The local endpoint UUID value can be obtained from the manage endpoints screen within the globus web interface. The endpoint_subdir should be set to the desired transfer location within the endpoint (as shown in the location bar within the globus web interface transfer files screen), and the endpoint_local_path should contain the 'real' filesystem location corresponding to this location. For example, one might have the following configuration on a mac or linux machine:

"globus.local_endpoint": "C40E971D-0075-4A82-B12F-8F9717762E7B",
"globus.local_endpoint_subdir": "map/raw",
"globus.local_endpoint_local_path": "/globus/map/raw"

Or perhaps the following on a Windows machine:

"globus.local_endpoint": "C40E971D-0075-4A82-B12F-8F9717762E7B",
"globus.local_endpoint_subdir": "map/raw",
"globus.local_endpoint_local_path": "C:\\globus\\map\\raw",

please note that the local_endpoint_subdir should use the globus convention of using forward slashes (/) for directory separation, whereas the local_endpont_local_path should use whatever convention is used by the host operating system running the map-ephys code ('/' for mac/linux, '' for windows).

Login to Globus

Before the globus interface can be used, an application token must be generated. This can be done from within the 'mapshell.py' shell as follows:

$ ./scripts/mapshell.py shell
Connecting chris@localhost:3306
map shell.

schema modules:

  - ephys
  - lab
  - experiment
  - ccf
  - publication
  - ingest.behavior
  - ingest.ephys

>>> publication.GlobusStorageManager()
Please login via: https://auth.globus.org/v2/oauth2/authorize?client_id=C40E971D-0075-4A82-B12F-8F9717762E7B&redirect_uri=https%3A%2F%2Fauth.globus.org%2Fv2%2Fweb%2Fauth-code&scope=openid+profile+email+urn%3Aglobus%3Aauth%3Ascope%3Atransfer.api.globus.org%3Aall&state=_default&response_type=code&code_challenge=cb9c10826b86ff9851cf477cad554e8d01c03a2b416b0210783c544deea1f372&code_challenge_method=S256&access_type=offline
and enter code:f881e45fc2c52929b3924863c87f88
INFO:datajoint.settings:Setting globus.token to c00264046ac1d484ec8db2b8acfa1f21ef0c68939d0ce2d562b21eb400eefd7802676efe1ddcc665141ef56f44699
<pipeline.globus.GlobusStorageManager object at 0x10f874780>
>>> dj.config.save('dj_local_conf.json')

This process only needs to be performed periodically to generate a valid dj_local_conf.json file suitable for future sessions. Please note that after login, the dj_local_conf.json file will contain a security sensitive access token which should not be shared with anyone who should not have full access to your globus account.

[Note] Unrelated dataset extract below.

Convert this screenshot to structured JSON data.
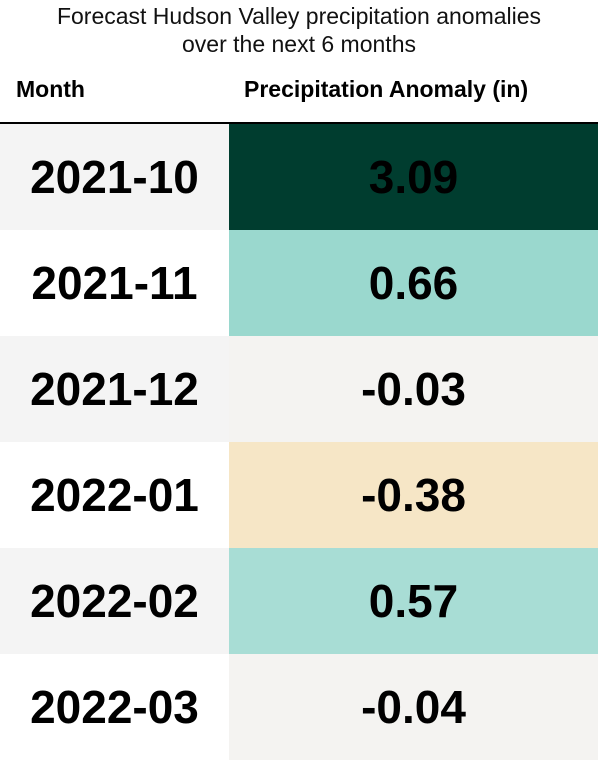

Raw Recording Usage (Upload)

Once the local Globus endpoint has been configured, population and data transfer of the raw data files can be performed using the mapshell.py utility function publication-publish. This function will call .populate() on the individual publication archive tables, currently ArchivedRawEphys and ArchivedTrackingVideo.

The population logic will look for files matching project naming conventions for the ingested experimental sessions, and if files are found, transfer them to petrel and log an entry in the publication schema. These records can then be used by users to query and retrieve the raw data files (see below).

Raw Recording Usage (Archive Discovery)

Once the local Globus endpoint has been configured, files contained within the archive storage can be registered into the database using the .discover() method of the publication archive tables.

This functionality is useful for rebuilding the archive schema in the event local raw recording files are not available or in other, similar cases.

Raw Recording Usage (Download)

Once the local globus endpoint has been configured, retrieval of raw data files can be done interactively using DataJoint operations in combination with the .retrieve() method of the publication archive tables.

For example, to fetch all raw recordings related to subject #407513, the following DataJoint expression can be used:

>>> (publication.ArchivedRawEphys() 
     & {'subject_id': 407513}).retrieve()

This will save the related files to the configured local globus storage path. In the event of issues, be sure to check that the endpoint is configured as writable. Also, to note, care should be taken not to retrieve files on the same computer used to transmit them, to keep the original files from being overwritten; Disabling the writable setting on machines used for data upload should help prevent this from possibly occurring.